Gaza: The Spanish charity’s salvage ship, Open Arms, has unloaded supplies off the coast of Gaza. This is the first humanitarian aid ship to Gaza.
According to the United Nations (UN), Gaza is on the brink of starvation. The Spanish fleet Open Arms left Cyprus with the 200 tons of food they needed. The videos spreading online show a crane carrying crates from the barge to lorries waiting on a purpose-built jetty.
World Central Kitchen (WCK), which supplied the food, in association with the United Arab Emirates (UAE), undertook the assignment of delivering the barge’s rice, flour, pulses, canned vegetables and canned proteins.
The jetty was built off the coast by WCK’s team due to the lack of functioning ports available in Gaza. However, it is still unclear how food will be distributed in Gaza. WCK’s founder, celebrity chef Jose Andrés, wrote on X that all the food aid from the barge was shipped in 12 lorries.
“We did it!” He wrote that it was a test to see if the next shipment could deliver even more aid up to ‘thousands of tons a week.’

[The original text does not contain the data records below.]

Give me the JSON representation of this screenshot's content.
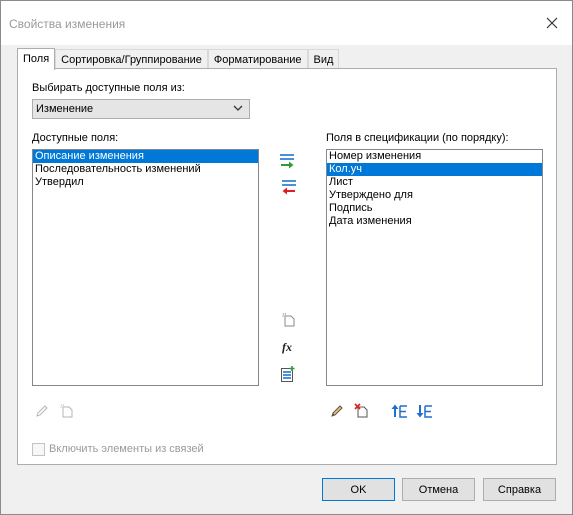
{
  "window": {
    "title": "Свойства изменения"
  },
  "tabs": [
    {
      "label": "Поля",
      "active": true
    },
    {
      "label": "Сортировка/Группирование",
      "active": false
    },
    {
      "label": "Форматирование",
      "active": false
    },
    {
      "label": "Вид",
      "active": false
    }
  ],
  "fields_panel": {
    "select_source_label": "Выбирать доступные поля из:",
    "select_source_value": "Изменение",
    "available_label": "Доступные поля:",
    "available_fields": [
      "Описание изменения",
      "Последовательность изменений",
      "Утвердил"
    ],
    "available_selected_index": 0,
    "scheduled_label": "Поля в спецификации (по порядку):",
    "scheduled_fields": [
      "Номер изменения",
      "Кол.уч",
      "Лист",
      "Утверждено для",
      "Подпись",
      "Дата изменения"
    ],
    "scheduled_selected_index": 1,
    "include_links_label": "Включить элементы из связей",
    "include_links_checked": false
  },
  "buttons": {
    "ok": "OK",
    "cancel": "Отмена",
    "help": "Справка"
  },
  "colors": {
    "selection": "#0078d7",
    "add_arrow": "#2e9c3a",
    "remove_arrow": "#e02020"
  }
}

Israel said in a statement that the Open Arms ship and its cargo were examined in Cyprus and Israel Defense Forces (IDF) armies were deployed to secure the coastal area. Aid was transported to dry land throughout the night by teams of volunteers. As soon as the ship departed from the port of Larnaca, this delivery was eagerly anticipated.

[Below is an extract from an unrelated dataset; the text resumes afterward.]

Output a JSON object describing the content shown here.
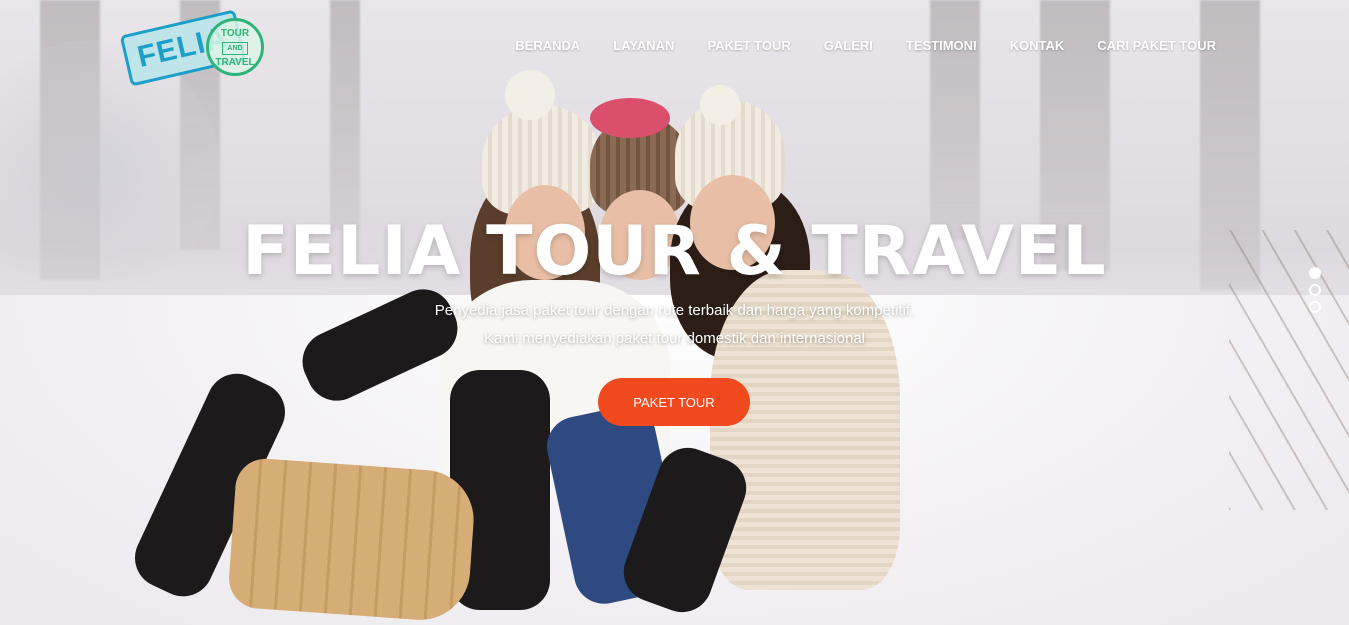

If this sea mission is deemed successful, other aid ships will follow as part of an international effort to bring more aid to Gaza. It would be possible for ships to navigate directly to the region through the newly opened sea lane.

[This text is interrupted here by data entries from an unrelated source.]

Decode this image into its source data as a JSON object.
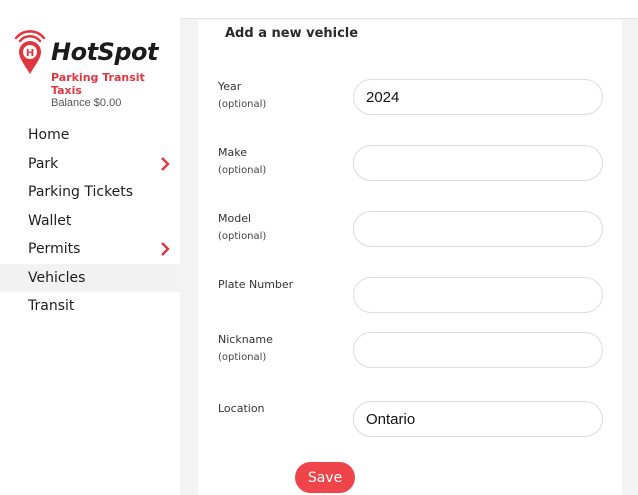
{
  "brand": {
    "name": "HotSpot",
    "tagline": "Parking Transit Taxis",
    "pin_letter": "H",
    "accent_color": "#e0363e"
  },
  "balance": "Balance $0.00",
  "nav": {
    "items": [
      {
        "label": "Home",
        "has_submenu": false,
        "active": false
      },
      {
        "label": "Park",
        "has_submenu": true,
        "active": false
      },
      {
        "label": "Parking Tickets",
        "has_submenu": false,
        "active": false
      },
      {
        "label": "Wallet",
        "has_submenu": false,
        "active": false
      },
      {
        "label": "Permits",
        "has_submenu": true,
        "active": false
      },
      {
        "label": "Vehicles",
        "has_submenu": false,
        "active": true
      },
      {
        "label": "Transit",
        "has_submenu": false,
        "active": false
      }
    ]
  },
  "form": {
    "title": "Add a new vehicle",
    "fields": {
      "year": {
        "label": "Year",
        "note": "(optional)",
        "value": "2024"
      },
      "make": {
        "label": "Make",
        "note": "(optional)",
        "value": ""
      },
      "model": {
        "label": "Model",
        "note": "(optional)",
        "value": ""
      },
      "plate": {
        "label": "Plate Number",
        "value": ""
      },
      "nickname": {
        "label": "Nickname",
        "note": "(optional)",
        "value": ""
      },
      "location": {
        "label": "Location",
        "value": "Ontario"
      }
    },
    "save_label": "Save"
  }
}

The United States plans to build its floating dock on the shore to increase sea deliveries. The White House says it could see two million meals a day enter Gaza, but as a military ship sail by with equipment to build the dock, questions remain about the logistics of the plan.
Aid supplies were harshly affected by military procedures and social order breakdowns. While Gaza’s food production is also severely affected, with farms, bakeries and factories destroyed or rendered inaccessible.
Agencies for aid report that Israeli restrictions mean only a fraction of the aid needed is getting through the road, which is the fastest and most effective way to get aid into the region. Land distribution was temporarily suspended by the World Food Program after convoys were attacked and looted. Five people were killed last week when a parachute failed during the airdrop and an aid package hit.
The UN cautioned that starvation in Gaza was ‘almost inevitable’ without critical effort, and the EU’s foreign policy chief, Josep Borrell, blamed Israel for creating a ‘manmade’ catastrophe and using hunger as a weapon of war. Israel firmly prohibited that it was accountable for the food shortage in Gaza, letting aid through two crossings to the south. Instead, aid agencies were condemned for logistical failures.